A lot has happened in 2015 at the top of the game, which has garnered many questions that are still being left unanswered coming into the second Slam of the year at Roland Garros. The one big question that has yet to be answered in this particular year is whether anyone can truly beat Novak Djokovic in the biggest events at the business end of those tournaments.
In Novak Djokovic’s last seven major events played, which includes any of the Masters 1000 events as well as the Slams, he has won all seven dating back to Paris Bercy last October. He holds the majority of the Masters 1000s played in the last twelve months, with just three of the nine Masters 1000’s somehow out of his grasps, which isn’t a bad return at all. Those tournaments are Cincinnati, where he lost to Robredo, a rare hammering at the hands of Jo Wilfried Tsonga in Canada, and also he didn’t play Madrid again this season, thus relinquishing the chance to attain a further Masters 1000 title.

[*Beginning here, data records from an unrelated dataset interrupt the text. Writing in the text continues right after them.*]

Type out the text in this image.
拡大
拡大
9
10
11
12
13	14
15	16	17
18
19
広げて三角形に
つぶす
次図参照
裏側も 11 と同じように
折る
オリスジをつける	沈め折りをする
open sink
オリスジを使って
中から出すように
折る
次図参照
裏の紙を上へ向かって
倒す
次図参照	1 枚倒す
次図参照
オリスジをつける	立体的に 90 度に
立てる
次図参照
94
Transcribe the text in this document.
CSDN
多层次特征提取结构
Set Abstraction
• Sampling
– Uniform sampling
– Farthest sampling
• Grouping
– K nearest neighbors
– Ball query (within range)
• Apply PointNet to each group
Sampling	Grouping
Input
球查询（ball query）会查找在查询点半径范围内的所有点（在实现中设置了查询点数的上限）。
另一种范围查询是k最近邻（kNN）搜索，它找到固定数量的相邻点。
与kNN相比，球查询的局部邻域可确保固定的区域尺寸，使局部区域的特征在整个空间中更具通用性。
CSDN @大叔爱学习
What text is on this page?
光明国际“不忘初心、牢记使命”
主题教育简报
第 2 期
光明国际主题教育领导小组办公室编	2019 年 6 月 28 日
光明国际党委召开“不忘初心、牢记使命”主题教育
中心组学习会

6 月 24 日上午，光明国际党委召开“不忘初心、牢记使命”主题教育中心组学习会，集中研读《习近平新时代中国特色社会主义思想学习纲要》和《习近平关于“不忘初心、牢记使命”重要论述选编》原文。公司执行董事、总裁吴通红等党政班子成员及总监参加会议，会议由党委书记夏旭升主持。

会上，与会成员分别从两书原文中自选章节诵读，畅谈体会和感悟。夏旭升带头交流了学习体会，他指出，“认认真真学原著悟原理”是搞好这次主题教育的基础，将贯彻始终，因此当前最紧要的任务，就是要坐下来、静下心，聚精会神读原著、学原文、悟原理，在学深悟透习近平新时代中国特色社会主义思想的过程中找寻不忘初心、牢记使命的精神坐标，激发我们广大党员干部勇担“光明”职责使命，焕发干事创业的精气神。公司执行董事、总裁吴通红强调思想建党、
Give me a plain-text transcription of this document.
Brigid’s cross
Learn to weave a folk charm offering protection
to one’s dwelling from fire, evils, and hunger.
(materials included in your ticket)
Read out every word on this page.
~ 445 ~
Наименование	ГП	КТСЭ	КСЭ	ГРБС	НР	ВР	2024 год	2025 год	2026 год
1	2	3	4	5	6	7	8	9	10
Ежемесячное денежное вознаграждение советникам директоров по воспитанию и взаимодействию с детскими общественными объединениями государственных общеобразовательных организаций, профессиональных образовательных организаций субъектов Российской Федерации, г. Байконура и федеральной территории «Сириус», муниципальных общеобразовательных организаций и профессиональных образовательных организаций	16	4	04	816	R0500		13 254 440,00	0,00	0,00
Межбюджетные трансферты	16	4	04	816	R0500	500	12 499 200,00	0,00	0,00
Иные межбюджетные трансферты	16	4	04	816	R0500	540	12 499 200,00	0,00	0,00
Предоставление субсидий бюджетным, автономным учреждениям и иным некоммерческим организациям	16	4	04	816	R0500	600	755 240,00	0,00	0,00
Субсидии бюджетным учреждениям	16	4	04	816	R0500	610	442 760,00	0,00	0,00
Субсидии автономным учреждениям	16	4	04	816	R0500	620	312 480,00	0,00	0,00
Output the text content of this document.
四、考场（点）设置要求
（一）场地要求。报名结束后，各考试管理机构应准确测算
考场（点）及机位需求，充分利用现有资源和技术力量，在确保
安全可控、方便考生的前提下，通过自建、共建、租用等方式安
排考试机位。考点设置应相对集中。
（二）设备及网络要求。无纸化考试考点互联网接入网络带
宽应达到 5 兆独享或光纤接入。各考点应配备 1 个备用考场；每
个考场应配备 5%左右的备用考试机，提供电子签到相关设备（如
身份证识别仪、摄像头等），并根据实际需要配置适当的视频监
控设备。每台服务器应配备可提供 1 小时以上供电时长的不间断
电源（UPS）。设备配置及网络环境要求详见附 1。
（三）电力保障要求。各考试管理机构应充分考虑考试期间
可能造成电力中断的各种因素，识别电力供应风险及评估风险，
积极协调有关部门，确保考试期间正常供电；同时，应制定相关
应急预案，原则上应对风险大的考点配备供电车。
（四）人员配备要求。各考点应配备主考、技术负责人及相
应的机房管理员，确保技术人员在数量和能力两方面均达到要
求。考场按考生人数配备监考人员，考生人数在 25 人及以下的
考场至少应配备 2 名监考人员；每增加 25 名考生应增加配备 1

Earlier this year I asked the question of whether beating Novak Djokovic on Rod Laver Arena, in the heat, in a final in Melbourne, was perhaps the ultimate challenge in tennis today; but as the months have moved forward Novak has now been that much harder to beat that he is starting to show some of the signs that made him unbeatable in 2011, by far the best season of his career so far. The new question that has mainly been asked to the rest of the Big 4 now and to the likes of Kei Nishikori, Tomas Berdych, and other members of the Top 10 is: Can you beat this Novak Djokovic under any circumstances, not just the unique circumstances and variables that are presented in Melbourne?
And the most alarming factor that seems to make his 23-match win streak even more remarkable is that he isn’t necessarily playing his best tennis in the majority of the matches he’s played. If I was to be brutally honest I’d say he’s a fair way away from producing the sort of level he mustered up in 2011 when he began his gluten-free change of lifestyle, but he’s still finding a way to win like all great champions do. Even with his level being low in some cases, his level is still that much higher than the rest of the pack right now and that’s where the likes of Rafael Nadal, Roger Federer, and a re-emerging Andy Murray has to find a solution to the Novak Djokovic jigsaw–which no man has found an answer to in quite a few months of tennis now.
In 2011, he achieved a 70-6 win loss ratio and earned ten ATP titles on the way to his best season. One question for Novak in relation to his schedule for this season would be how to avoid the burn out he experienced at the fall of that particular season. At the moment in 2015 he hass only lost to Ivo Karlovic and Roger Federer, both in smaller tier tournaments. One of them (the loss to Karlovic) occurred in a tournament in the build up to Melbourne which he’s rarely played, so there are asterisks over those losses for sure.
The most impressive element to Novak’s game is the sustainability that so many players fail to have when in dire need and when their game is under forensic scrutiny. The pressing matter is whether that game holds up in Roland Garros on Phillipe Chatrier, where in the past, including last year, it buckled under the most intense of pressure. Novak’s made it no secret that the Roland Garros trophy is his most desirable trophy to date but can his base level of play get him over the line in a potential re-match against Rafael Nadal on Centre Court?
Novak Djokovic is the ultimate challenge for any tennis player right now but will Novak conquer the most fearsome of challenges at Roland Garros this year?